In an age where time is becoming more precious than oil its an opportunity for brands/ platforms to work towards ‘time saved’ as a metric and reap the rewards of consumer delight.
 
Tristan Harris (TimeWellSpent.io) talks about how technology platforms / digital marketing is exploiting our weaknesses and creating addicts of all of us – how the illusion of choice and fear of missing out compels us to go deeper and deeper into the rabbit hole towards a promised wonderland, forever digging and never reaching.
 
How should brands think about designing for ‘time saved’ as a metric and benefit from this decision economically ?
 
  1. Design for Consumer Utility: instead of a blind rush to design for more time spent its far more intelligent to understand the consumer context with respect to overall needs/ pain points and current barriers. Example : Consumers looking for financial solutions need help in navigating through complex information / comparisons as they spend more time but end up confused and directionless. Given their unfamliarity with technical terminology, utility for them at the first stage becomes ‘identifying their goal’ in language that they are familiar with. Creating a funneled, phased process of discovery that shows them options based on pre-selected parameters and providing a ‘completion rate’ indicator signals progress in the process.  The metric of time saved for a consumer moving from information to enquiry will help design the process for simplicity while resulting in higher rates of enquiries. Win-win.
  2. Design for Friction-free: Unnecessary information and steps adds no utility for the consumer and will likely lead to drop-offs. A customer looking for a test-drive of a car needs to given a simple appointment option (time, dealer) and share information on how best they can contacted. No more. Goal completion is the test drive completed, not time spent.   

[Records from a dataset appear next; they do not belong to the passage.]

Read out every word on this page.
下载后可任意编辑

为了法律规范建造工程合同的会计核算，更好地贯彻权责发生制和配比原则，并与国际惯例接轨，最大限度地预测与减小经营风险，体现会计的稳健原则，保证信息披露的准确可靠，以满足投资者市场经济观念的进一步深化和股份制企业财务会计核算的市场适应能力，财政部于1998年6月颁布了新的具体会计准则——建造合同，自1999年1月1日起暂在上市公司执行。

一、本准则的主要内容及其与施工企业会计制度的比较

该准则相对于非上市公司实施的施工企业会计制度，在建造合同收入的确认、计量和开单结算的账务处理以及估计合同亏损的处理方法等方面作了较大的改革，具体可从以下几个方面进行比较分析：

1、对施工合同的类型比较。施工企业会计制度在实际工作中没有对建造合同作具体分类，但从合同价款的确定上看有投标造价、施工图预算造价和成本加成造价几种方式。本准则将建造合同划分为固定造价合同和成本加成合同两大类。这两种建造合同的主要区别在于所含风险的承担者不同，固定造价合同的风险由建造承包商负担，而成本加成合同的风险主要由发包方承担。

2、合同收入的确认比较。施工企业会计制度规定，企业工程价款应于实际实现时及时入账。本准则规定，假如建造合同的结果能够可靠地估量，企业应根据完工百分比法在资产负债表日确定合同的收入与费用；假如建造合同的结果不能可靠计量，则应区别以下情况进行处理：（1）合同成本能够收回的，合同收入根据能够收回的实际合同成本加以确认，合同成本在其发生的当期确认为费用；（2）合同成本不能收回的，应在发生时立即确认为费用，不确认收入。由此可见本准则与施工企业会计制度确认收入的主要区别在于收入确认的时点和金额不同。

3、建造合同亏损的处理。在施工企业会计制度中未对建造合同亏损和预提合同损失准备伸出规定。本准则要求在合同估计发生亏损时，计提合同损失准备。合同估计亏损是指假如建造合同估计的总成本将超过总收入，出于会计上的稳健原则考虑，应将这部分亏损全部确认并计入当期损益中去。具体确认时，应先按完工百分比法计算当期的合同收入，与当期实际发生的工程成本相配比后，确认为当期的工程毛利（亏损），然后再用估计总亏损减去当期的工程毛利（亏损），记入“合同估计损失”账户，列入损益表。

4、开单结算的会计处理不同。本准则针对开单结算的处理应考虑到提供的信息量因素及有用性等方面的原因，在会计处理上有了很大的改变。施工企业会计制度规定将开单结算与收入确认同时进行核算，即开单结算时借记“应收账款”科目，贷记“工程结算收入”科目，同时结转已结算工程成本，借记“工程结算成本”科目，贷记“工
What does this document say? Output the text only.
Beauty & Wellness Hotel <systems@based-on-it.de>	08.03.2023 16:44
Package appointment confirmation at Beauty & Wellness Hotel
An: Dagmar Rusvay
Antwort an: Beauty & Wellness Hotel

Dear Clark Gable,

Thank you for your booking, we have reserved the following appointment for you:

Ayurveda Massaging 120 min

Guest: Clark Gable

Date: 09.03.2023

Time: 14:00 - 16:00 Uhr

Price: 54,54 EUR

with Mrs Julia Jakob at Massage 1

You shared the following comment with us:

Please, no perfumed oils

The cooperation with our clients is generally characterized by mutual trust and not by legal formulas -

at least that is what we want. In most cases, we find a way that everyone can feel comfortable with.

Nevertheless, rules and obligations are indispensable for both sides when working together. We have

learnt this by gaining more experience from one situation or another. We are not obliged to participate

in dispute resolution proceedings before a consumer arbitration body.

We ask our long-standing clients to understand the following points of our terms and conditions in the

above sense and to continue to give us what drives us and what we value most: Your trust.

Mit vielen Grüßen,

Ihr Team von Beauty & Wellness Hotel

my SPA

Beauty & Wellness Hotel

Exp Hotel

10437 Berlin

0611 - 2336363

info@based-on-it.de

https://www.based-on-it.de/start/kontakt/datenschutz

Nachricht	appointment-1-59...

  3. Memory: A complex purchase decision may take days if not weeks where the consumers are spending time offline/ comparing different products etc before they make a final choice. Re-starting the process the next time they visit can be a huge barrier to goal completion. If the brand can help consumers start where they last left off (abandoned cart concept) it will help consumers save time in remaking the choices and likely encourage goal completion at a faster rate.
 
The exception to the above examples of reducing time spent are ‘entertainment platforms’ like Netflix, Youtube etc.. Where people have a choice, spending more time will give more utility (even if its watching cat videos!) and the goals are to maximise consumer utility and delight.